好きになった人は、みんなのアイドルで 2

「今度は、俺の家来る?」
「……え?」
少し、考え事をしていた。
今、俺の家に来る?って言った?

「こないだ、紬ちゃんの家、行ったから」
「うん、行きたい」
悠太郎くんの家、行きたい。楽しみ。

ーー
「悠太郎くん」
やっぱり悠太郎くんは先に来て待っててくれる。
「行こっか」
「悠太郎くんの家、楽しみ」

不意に手を握られる。
「どしたの、まだ敷地内だよ、恥ずかしい」
少し手を引っ張ってみるけど、握り直される。
今日はどうしたの?……でも、嬉しい。

ーー
悠太郎くんの家、緊張する。
「……どうぞ」
「お邪魔します」

あ、悠太郎くんの匂い。落ち着く。
シンプルなインテリア。

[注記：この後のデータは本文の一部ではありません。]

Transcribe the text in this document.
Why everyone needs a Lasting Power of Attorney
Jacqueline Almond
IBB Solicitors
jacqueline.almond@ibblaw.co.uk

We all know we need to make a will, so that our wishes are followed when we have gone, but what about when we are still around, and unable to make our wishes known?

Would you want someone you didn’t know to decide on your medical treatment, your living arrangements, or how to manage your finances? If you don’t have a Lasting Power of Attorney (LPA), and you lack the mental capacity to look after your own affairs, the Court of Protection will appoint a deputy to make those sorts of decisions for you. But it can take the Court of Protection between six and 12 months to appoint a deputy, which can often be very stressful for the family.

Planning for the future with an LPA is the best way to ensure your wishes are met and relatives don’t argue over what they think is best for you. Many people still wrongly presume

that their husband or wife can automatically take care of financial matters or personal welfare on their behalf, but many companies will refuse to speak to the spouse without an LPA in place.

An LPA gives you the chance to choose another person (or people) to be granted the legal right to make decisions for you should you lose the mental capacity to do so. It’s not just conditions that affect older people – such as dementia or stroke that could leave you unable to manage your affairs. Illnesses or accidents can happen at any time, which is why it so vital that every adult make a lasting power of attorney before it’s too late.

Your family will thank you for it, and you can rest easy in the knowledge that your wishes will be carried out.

部屋もちゃんと片付いてる。

「なんか、悠太郎くんの部屋だね」って言ったら
「どういうこと?」って笑ってた。

「お腹空いてる?ケーキ、作ったんだけど」
え、うそ、ケーキ?悠太郎くん、ケーキも作れるんだ。
「わ、悠太郎くんのケーキ?食べたい!」
「美味しいといいんだけど……」
不安そうな顔をするから
「大丈夫だよ、美味しい」
って食べてないのに答えちゃう。

小さなケーキを持ってきてくれる。
「わあっ」
かわいい。ケーキ屋さんみたい。すごい。かわいい。

「すごい、これ作ったの?かわいい。ケーキ屋さんみたい」
「……紬ちゃんに喜んでほしくて、頑張った」
「すごい、嬉しい。写真撮っていい?」
「……いいよ、ちょっと恥ずかしいけど」

かわいい、こんなかわいいケーキを私のために作ってくれたことが嬉しい。

「ね、食べていい?」
「どうぞ」

「……美味しい」
自然と笑顔になる。
最近のモヤモヤが、全部ほどけていく。

「美味しかった。ありがとう。」
「またいつでも作るよ」
「ほんと?楽しみ」

私がちょっと落ち込んでたこと、気付いてたのかな。
美桜ちゃんのこと、気にしすぎていたのかもしれない。

ケーキの甘さがそのまま悠太郎くんの優しさみたいで、嬉しかった。